I am building an NLP model to predict language type (C/C++/C#/Python...) for a given code. Now I need to provide an explanation for my model prediction. For example the following user_input is written in Java and the model is predicting that, but I need to show the users why it predicts so.
I am using shap_values to achieve this. For some reason, the following code results in an error (I have added the error at the bottom). Please advise how can I get shap_values and plots for my model predictions.
Link to data: https://sharetext.me/bd68ryvzi0
Code:
import pandas as pd
from sklearn.feature_extraction.text import TfidfVectorizer
from sklearn.preprocessing import FunctionTransformer
from sklearn.model_selection import train_test_split
from sklearn.ensemble import RandomForestClassifier
from sklearn.pipeline import Pipeline
# Loading Data:
DATA_PATH = r"sample.csv"
data = pd.read_csv(DATA_PATH, dtype='object')

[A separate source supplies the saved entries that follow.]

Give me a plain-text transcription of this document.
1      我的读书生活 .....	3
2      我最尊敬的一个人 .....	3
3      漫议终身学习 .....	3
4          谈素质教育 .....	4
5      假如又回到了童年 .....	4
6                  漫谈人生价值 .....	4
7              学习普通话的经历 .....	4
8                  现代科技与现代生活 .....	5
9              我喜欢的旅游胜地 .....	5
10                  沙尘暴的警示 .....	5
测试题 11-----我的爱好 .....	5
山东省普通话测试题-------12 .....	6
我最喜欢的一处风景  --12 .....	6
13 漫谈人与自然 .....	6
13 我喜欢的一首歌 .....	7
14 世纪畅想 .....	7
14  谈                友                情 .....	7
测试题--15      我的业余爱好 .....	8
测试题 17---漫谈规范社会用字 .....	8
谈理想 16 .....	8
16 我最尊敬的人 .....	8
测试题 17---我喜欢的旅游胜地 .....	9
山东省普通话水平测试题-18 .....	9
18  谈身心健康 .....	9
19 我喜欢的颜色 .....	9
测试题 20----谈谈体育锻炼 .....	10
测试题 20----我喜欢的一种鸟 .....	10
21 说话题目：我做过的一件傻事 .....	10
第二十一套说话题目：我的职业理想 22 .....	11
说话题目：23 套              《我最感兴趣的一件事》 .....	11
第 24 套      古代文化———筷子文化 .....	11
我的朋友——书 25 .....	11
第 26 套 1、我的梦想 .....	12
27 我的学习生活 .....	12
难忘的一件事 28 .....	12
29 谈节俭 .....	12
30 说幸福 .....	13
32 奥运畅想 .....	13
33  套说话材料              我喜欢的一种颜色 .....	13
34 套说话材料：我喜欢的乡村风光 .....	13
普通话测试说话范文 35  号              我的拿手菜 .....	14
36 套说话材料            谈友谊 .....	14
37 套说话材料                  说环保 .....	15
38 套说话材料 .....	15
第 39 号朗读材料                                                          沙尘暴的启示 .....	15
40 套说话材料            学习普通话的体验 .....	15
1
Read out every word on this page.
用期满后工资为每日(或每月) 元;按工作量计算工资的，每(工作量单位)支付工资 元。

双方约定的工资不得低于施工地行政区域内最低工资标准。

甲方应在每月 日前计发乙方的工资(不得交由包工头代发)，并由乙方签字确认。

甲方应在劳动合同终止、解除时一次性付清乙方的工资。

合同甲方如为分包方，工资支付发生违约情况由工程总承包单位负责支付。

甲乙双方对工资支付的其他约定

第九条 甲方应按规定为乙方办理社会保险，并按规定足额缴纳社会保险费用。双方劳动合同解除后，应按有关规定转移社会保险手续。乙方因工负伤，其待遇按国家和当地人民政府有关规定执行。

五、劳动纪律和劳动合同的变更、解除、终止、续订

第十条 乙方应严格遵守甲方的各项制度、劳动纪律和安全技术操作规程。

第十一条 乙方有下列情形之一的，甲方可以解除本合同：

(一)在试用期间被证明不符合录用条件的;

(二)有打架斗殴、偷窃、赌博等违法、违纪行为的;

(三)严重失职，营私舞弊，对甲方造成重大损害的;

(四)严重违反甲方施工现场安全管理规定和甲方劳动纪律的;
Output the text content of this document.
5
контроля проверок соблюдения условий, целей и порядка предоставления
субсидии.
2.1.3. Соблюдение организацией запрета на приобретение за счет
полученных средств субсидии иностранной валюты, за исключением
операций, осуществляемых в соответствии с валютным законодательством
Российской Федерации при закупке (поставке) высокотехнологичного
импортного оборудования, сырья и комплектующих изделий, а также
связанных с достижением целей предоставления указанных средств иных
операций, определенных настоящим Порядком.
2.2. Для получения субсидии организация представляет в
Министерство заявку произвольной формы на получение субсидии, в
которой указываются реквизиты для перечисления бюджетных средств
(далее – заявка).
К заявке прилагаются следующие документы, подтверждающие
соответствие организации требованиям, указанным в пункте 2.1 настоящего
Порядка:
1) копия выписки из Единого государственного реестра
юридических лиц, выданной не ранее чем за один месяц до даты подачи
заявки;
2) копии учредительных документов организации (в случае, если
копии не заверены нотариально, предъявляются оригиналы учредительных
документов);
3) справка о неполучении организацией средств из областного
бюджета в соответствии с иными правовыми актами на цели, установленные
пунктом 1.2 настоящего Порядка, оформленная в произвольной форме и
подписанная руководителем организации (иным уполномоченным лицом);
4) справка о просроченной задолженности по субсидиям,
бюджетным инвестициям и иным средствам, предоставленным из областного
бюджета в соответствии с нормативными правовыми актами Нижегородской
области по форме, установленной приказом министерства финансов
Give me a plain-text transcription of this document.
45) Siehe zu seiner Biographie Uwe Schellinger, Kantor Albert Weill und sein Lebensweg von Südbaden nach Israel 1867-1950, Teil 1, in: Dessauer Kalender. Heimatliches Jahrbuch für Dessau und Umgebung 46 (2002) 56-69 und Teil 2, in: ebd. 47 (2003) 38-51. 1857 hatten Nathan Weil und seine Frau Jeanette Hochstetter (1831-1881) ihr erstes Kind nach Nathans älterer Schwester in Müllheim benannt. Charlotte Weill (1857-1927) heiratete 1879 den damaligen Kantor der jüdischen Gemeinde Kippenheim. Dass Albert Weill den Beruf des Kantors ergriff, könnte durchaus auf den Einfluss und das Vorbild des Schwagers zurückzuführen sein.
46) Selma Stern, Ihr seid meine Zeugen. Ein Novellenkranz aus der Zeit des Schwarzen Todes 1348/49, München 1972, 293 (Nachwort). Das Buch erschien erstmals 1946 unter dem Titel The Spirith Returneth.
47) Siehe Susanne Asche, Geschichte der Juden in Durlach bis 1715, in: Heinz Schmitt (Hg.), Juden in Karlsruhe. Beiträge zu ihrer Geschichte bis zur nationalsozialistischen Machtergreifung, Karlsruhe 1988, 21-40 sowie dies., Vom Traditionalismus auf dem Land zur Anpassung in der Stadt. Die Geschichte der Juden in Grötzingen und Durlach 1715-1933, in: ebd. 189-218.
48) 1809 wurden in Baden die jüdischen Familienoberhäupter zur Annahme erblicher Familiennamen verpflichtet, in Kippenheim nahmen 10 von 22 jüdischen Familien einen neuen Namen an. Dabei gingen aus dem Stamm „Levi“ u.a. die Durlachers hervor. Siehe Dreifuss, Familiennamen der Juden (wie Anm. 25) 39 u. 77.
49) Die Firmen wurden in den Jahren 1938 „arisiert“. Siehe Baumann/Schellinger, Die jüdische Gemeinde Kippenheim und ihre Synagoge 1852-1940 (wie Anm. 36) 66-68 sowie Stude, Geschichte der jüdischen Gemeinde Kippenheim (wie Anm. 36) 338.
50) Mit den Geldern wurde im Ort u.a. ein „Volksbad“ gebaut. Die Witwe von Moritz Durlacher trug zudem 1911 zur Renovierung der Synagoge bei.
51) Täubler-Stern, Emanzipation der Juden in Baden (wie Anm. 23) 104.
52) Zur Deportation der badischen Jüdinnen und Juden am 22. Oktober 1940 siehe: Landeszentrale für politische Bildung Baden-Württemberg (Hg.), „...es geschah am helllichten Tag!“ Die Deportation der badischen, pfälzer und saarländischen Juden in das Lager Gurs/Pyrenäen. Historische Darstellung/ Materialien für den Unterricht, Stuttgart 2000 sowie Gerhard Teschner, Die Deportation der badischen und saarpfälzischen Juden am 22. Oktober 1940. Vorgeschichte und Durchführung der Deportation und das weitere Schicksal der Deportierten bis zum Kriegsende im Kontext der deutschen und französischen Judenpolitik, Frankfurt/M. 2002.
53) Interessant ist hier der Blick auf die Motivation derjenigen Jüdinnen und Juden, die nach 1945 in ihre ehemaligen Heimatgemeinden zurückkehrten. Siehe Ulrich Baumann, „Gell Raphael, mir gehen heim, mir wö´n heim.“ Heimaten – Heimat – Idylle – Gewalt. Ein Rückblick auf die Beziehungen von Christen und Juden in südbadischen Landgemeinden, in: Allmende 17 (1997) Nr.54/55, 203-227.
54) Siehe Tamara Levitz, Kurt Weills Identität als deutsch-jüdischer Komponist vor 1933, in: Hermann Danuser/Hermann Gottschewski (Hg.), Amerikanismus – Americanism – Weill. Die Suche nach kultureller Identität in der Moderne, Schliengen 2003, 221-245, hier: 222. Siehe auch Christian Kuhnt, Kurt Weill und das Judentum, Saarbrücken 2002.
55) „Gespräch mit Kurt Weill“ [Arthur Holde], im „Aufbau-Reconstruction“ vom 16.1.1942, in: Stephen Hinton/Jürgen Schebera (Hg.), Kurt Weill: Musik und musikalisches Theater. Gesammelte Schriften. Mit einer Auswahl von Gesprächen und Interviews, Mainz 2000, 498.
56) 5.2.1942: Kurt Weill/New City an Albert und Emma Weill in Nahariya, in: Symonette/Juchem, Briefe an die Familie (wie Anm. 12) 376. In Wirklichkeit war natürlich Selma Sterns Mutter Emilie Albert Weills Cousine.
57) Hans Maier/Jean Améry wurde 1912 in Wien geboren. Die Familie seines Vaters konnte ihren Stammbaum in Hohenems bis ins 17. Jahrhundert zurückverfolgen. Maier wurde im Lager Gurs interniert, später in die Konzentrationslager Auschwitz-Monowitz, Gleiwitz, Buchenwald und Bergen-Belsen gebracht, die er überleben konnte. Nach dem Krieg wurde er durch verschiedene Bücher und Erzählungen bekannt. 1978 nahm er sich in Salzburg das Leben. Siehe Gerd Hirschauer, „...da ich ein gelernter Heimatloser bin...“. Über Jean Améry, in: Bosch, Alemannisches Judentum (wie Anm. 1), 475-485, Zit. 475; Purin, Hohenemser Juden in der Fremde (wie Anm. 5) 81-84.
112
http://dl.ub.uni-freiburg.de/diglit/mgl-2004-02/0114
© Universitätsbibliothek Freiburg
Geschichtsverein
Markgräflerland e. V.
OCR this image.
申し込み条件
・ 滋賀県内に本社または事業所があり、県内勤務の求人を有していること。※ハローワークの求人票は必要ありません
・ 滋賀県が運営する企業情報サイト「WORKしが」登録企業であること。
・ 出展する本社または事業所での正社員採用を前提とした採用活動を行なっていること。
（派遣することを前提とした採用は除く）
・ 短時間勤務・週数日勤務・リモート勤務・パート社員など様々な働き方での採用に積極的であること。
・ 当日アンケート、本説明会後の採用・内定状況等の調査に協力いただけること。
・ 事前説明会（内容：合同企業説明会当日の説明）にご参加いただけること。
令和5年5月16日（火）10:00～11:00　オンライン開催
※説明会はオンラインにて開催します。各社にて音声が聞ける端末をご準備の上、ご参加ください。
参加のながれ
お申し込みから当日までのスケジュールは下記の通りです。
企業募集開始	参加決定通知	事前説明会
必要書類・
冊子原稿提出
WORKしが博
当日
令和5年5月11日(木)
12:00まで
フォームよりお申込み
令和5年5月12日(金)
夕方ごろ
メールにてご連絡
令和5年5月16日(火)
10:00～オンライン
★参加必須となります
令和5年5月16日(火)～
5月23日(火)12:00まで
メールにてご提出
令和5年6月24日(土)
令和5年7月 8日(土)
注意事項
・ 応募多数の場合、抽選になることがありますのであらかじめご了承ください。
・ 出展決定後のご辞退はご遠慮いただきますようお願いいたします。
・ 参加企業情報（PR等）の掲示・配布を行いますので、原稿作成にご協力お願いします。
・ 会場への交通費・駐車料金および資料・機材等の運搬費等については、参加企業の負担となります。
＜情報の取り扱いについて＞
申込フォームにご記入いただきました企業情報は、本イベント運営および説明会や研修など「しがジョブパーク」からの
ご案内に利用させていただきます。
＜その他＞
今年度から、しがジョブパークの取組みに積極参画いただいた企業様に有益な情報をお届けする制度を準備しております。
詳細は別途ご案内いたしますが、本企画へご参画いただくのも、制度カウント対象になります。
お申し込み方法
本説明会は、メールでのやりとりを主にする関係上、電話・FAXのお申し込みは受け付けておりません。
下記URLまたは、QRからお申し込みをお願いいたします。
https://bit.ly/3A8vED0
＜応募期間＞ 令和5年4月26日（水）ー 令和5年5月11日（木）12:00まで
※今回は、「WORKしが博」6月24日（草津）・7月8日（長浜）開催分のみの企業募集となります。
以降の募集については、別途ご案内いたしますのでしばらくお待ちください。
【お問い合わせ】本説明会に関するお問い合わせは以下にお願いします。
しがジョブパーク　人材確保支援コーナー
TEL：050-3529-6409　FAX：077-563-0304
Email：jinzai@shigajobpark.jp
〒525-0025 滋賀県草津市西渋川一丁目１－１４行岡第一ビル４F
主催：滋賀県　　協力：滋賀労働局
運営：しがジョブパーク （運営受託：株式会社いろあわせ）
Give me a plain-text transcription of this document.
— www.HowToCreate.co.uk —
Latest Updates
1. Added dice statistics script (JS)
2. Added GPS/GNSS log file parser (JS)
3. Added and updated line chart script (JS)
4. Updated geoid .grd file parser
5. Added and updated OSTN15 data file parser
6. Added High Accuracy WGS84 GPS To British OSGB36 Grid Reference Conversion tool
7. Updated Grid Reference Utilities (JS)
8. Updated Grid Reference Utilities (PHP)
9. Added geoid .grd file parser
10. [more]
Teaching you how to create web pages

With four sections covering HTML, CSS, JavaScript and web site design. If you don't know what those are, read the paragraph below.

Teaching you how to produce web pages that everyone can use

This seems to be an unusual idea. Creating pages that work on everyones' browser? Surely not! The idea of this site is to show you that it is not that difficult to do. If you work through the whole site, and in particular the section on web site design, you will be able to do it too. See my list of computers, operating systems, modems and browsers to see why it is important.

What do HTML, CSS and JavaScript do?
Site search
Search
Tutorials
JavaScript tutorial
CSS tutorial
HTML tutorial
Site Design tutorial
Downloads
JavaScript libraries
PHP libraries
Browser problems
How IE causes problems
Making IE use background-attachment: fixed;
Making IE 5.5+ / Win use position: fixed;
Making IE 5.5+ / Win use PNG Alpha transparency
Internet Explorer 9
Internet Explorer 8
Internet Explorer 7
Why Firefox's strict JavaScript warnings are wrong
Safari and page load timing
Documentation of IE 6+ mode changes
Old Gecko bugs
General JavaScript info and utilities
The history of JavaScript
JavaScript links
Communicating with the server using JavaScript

data = data.convert_dtypes()
data = data.dropna()
data = data.drop_duplicates()
# Train/Test split
X, y = data.content, data.language
X_train, X_test, y_train, y_test = train_test_split(X, y, test_size=0.2, stratify=y)
# Model params to match:
# 1. Variable and module names, words in a string, keywords: [A-Za-z_]\w*\b
# 2. Operators: [!\#\\\$%\&\*\+:\-\./<=>\?@\\\^_\|\~]+
# 3. Tabs, spaces and Brackets: [ \t\(\),;\{\}\[\]`"']
# with the following regex:
token_pattern = r"""(\b[A-Za-z_]\w*\b|[!\#\\\$%\&\*\+:\-\./<=>\?@\\\^_\|\~]+|[ \t\(\),;\{\}\[\]`"'])"""
def preprocess(x):
""" Clean up single-character variable names or ones constituted of a sequence of the same character """
return pd.Series(x).replace(r'\b([A-Za-z])\1+\b', '', regex=True)\
.replace(r'\b[A-Za-z]\b', '', regex=True)
# Pipe steps:
# Define a transformer:
transformer = FunctionTransformer(preprocess)
# Perform TF-IDF vectorization with our token pattern:
vectorizer = TfidfVectorizer(token_pattern=token_pattern, max_features=3000)
# Create Random Forest Classifier:
clf = RandomForestClassifier(n_jobs=4)
pipe_RF = Pipeline([
('preprocessing', transformer),
('vectorizer', vectorizer),
('clf', clf)]
)
# Setting best params (after performing GridSearchCV)
best_params = {
'clf__criterion': 'gini',
'clf__max_features': 'sqrt',
'clf__min_samples_split': 3,
'clf__n_estimators': 300
}
pipe_RF.set_params(**best_params)
# Fitting
pipe_RF.fit(X_train, y_train)
# Evaluation
print(f'Accuracy: {pipe_RF.score(X_test, y_test)}')
user_input = [""" public class Fibonacci {
public static void main(String[] args) {
int n = 10;
System.out.println(fib(n));
}
public static int fib(int n) {
if (n <= 1) {
return n;
}
return fib(n - 1) + fib(n - 2);
}
} """]
import shap
shap.initjs()
explainer = shap.TreeExplainer(pipe_RF.named_steps['clf'])
observation = pipe_RF[:-1].transform(user_input).toarray()
shap_values = explainer.shap_values(observation)
Load the data and run it to get the following error:
ExplainerError: Additivity check failed in TreeExplainer! Please ensure the data matrix you passed to the explainer is the same shape that the model was trained on. If your data shape is correct then please report this on GitHub. Consider retrying with the feature_perturbation='interventional' option. This check failed because for one of the samples the sum of the SHAP values was 46609069202029743624438153216.000000, while the model output was 0.004444. If this difference is acceptable you can set check_additivity=False to disable this check.